How Can We Evolve Education?

Using the Collective Intelligence to Overcome Systemic Challenges

by Jordan Myska Allen, a lover of life and entrepreneur. He acts as a psychological, spiritual, and professional consultant and practices applied integral thinking.

It is clear that the US education system is limited. Most schools systems have not been upgraded to match the globally connected, technologically savvy, smartphone and social media enabled information age, in their curriculums, mindsets, or systems. Most schools don’t emphasize creativity or compassion. They have not incorporated new insights from scientific research into what makes people successful (emotional intelligence is more important than cognitive intelligence), become effective leaders (more mature ego development), or what makes life worth living, despite the “pursuit of happiness” being a foundational principle of our country.

It’s easy to criticize, and much harder to propose solutions. Many are trying, and many are succeeding. There are countless schools doing really cool things all around the US and around the globe, often without many financial resources or administrative support. There are teachers everywhere successfully educating in non-traditional and highly effective ways. They use everything available to them, and have developed astounding methods and lesson plans.

The Evolved Teaching Resource

This is exactly the resource I’d like to tap into. Most of these innovators are willing to share with anyone who wants to listen—they are truly interested in education and have no need to keep their ideas secret. How can we create a platform for this sort of collaboration? If it already exists, how can we improve it?

Imagine a wiki site with crowd sourced education plans and resources for every subject, age group, action logic, culture, and language, that took into account mindset, behavior, culture, and systems. Each plan would be tagged with these categories, and others, by other teachers and users, to allow for other users to find the most useful solution to their particular challenge.  People could add their mods and changes as sub-plans, with their own tags based on need, and voting would let the cream rise to the top.

Cross-Country Communication and Collaboration

Schools do already communicate in and across districts, but they might have very little in common other than geography. Schools in completely different parts of the country—or the world—might be serving similar populations, facing similar constraints, and be able to offer creative solutions.

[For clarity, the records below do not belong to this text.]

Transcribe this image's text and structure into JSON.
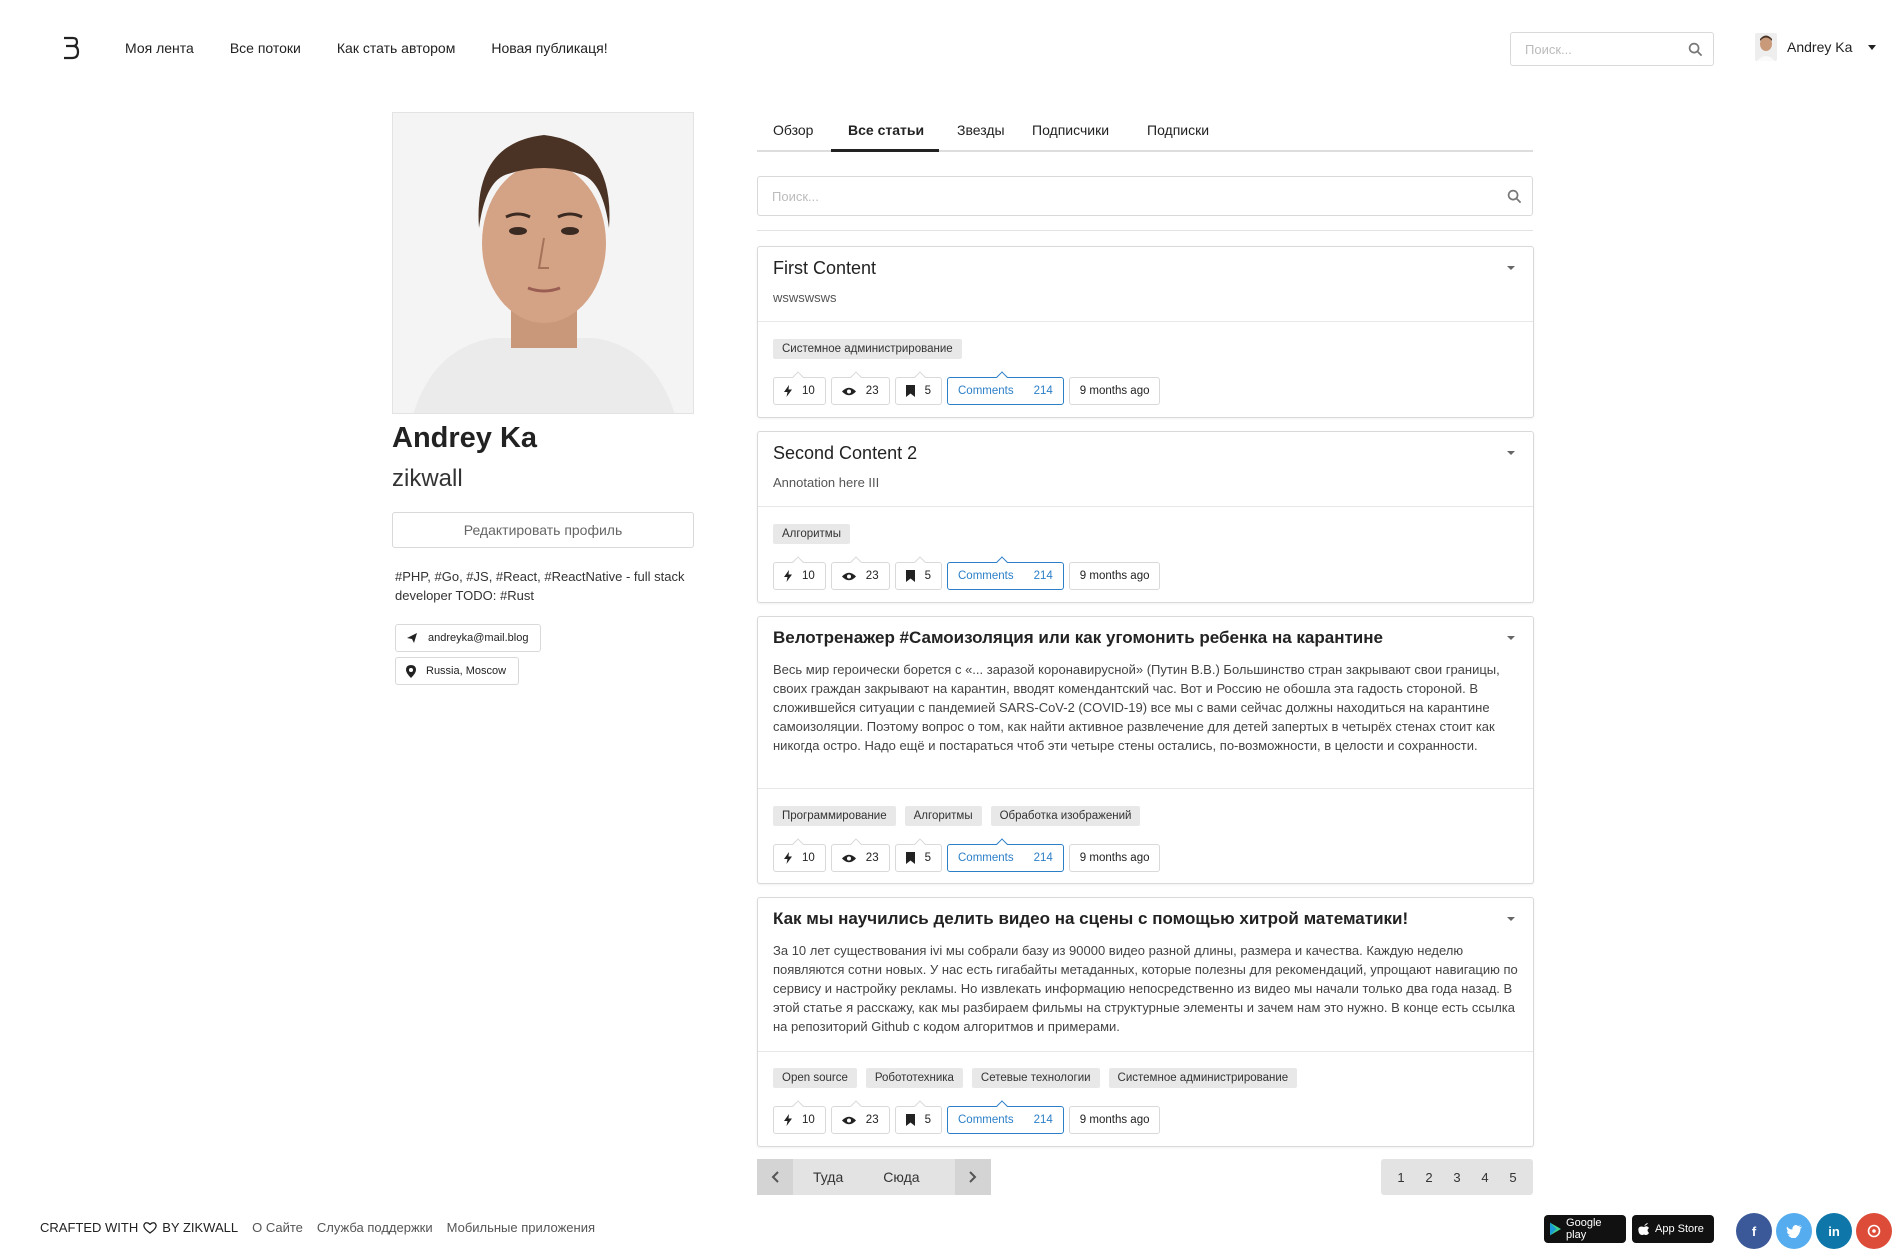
{
  "nav": {
    "logo_icon": "logo-icon",
    "links": [
      "Моя лента",
      "Все потоки",
      "Как стать автором",
      "Новая публикаця!"
    ],
    "search_placeholder": "Поиск...",
    "user_name": "Andrey Ka"
  },
  "profile": {
    "name": "Andrey Ka",
    "login": "zikwall",
    "edit_label": "Редактировать профиль",
    "bio": "#PHP, #Go, #JS, #React, #ReactNative - full stack developer TODO: #Rust",
    "email": "andreyka@mail.blog",
    "location": "Russia, Moscow"
  },
  "tabs": [
    "Обзор",
    "Все статьи",
    "Звезды",
    "Подписчики",
    "Подписки"
  ],
  "active_tab": "Все статьи",
  "content_search_placeholder": "Поиск...",
  "comments_label": "Comments",
  "cards": [
    {
      "title": "First Content",
      "text": "wswswsws",
      "tags": [
        "Системное администрирование"
      ],
      "likes": "10",
      "views": "23",
      "bookmarks": "5",
      "comments": "214",
      "time": "9 months ago"
    },
    {
      "title": "Second Content 2",
      "text": "Annotation here III",
      "tags": [
        "Алгоритмы"
      ],
      "likes": "10",
      "views": "23",
      "bookmarks": "5",
      "comments": "214",
      "time": "9 months ago"
    },
    {
      "title": "Велотренажер #Самоизоляция или как угомонить ребенка на карантине",
      "text": "Весь мир героически борется с «... заразой коронавирусной» (Путин В.В.) Большинство стран закрывают свои границы, своих граждан закрывают на карантин, вводят комендантский час. Вот и Россию не обошла эта гадость стороной. В сложившейся ситуации с пандемией SARS-CoV-2 (COVID-19) все мы с вами сейчас должны находиться на карантине самоизоляции. Поэтому вопрос о том, как найти активное развлечение для детей запертых в четырёх стенах стоит как никогда остро. Надо ещё и постараться чтоб эти четыре стены остались, по-возможности, в целости и сохранности.",
      "tags": [
        "Программирование",
        "Алгоритмы",
        "Обработка изображений"
      ],
      "likes": "10",
      "views": "23",
      "bookmarks": "5",
      "comments": "214",
      "time": "9 months ago"
    },
    {
      "title": "Как мы научились делить видео на сцены с помощью хитрой математики!",
      "text": "За 10 лет существования ivi мы собрали базу из 90000 видео разной длины, размера и качества. Каждую неделю появляются сотни новых. У нас есть гигабайты метаданных, которые полезны для рекомендаций, упрощают навигацию по сервису и настройку рекламы. Но извлекать информацию непосредственно из видео мы начали только два года назад. В этой статье я расскажу, как мы разбираем фильмы на структурные элементы и зачем нам это нужно. В конце есть ссылка на репозиторий Github с кодом алгоритмов и примерами.",
      "tags": [
        "Open source",
        "Робототехника",
        "Сетевые технологии",
        "Системное администрирование"
      ],
      "likes": "10",
      "views": "23",
      "bookmarks": "5",
      "comments": "214",
      "time": "9 months ago"
    }
  ],
  "pager": {
    "prev": "Туда",
    "next": "Сюда",
    "pages": [
      "1",
      "2",
      "3",
      "4",
      "5"
    ]
  },
  "footer": {
    "crafted_prefix": "CRAFTED WITH",
    "crafted_suffix": "BY ZIKWALL",
    "links": [
      "О Сайте",
      "Служба поддержки",
      "Мобильные приложения"
    ],
    "google_play": "Google play",
    "app_store": "App Store",
    "social": [
      "facebook-icon",
      "twitter-icon",
      "linkedin-icon",
      "other-social-icon"
    ]
  },
  "colors": {
    "accent": "#2c7fc7",
    "facebook": "#3b5998",
    "twitter": "#55acee",
    "linkedin": "#0e76a8",
    "red": "#dd4b39"
  }
}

For example, let’s say two inner-city schools have similar demographic of students, but one’s in Detroit and the other’s in Houston. Neither one resembles any other school in their district, so even though the Detroit school developed a really great after-school care program, without a robust communication system it will never get propagated to other schools that might benefit from adopting a similar system. If it does, the Houston school might find some useful tweak that improves the system, and share that back with Detroit.

The right network wouldn’t even require them to be in direct contact with each other. Creating this sort of network—one that allows all stakeholders in the education process to share best practices—students, teachers, parents, administrators, enthusiasts, etc.—could have an extremely valuable effect on the state of education without the political gridlock of passing new laws or requiring the resources and culture change of a huge overhaul.


It would be more like real life—adaptive, flexible, and constantly changing. It would help us keep the baby when we throw out the bathwater, surfacing what’s really working well in the systems we have while eschewing what does not work. Even if schools were dissimilar, they would find value in sharing what works and what does not.

Your Role in Education

What do you think? Does this system already exist? What is missing, and what are the flaws? How could this idea be improved, and how could it be implemented? What are the challenges? What would it take to overcome them? Do you know people who would benefit from or contribute to this kind of thing?

Finally, who wants to get it started with me?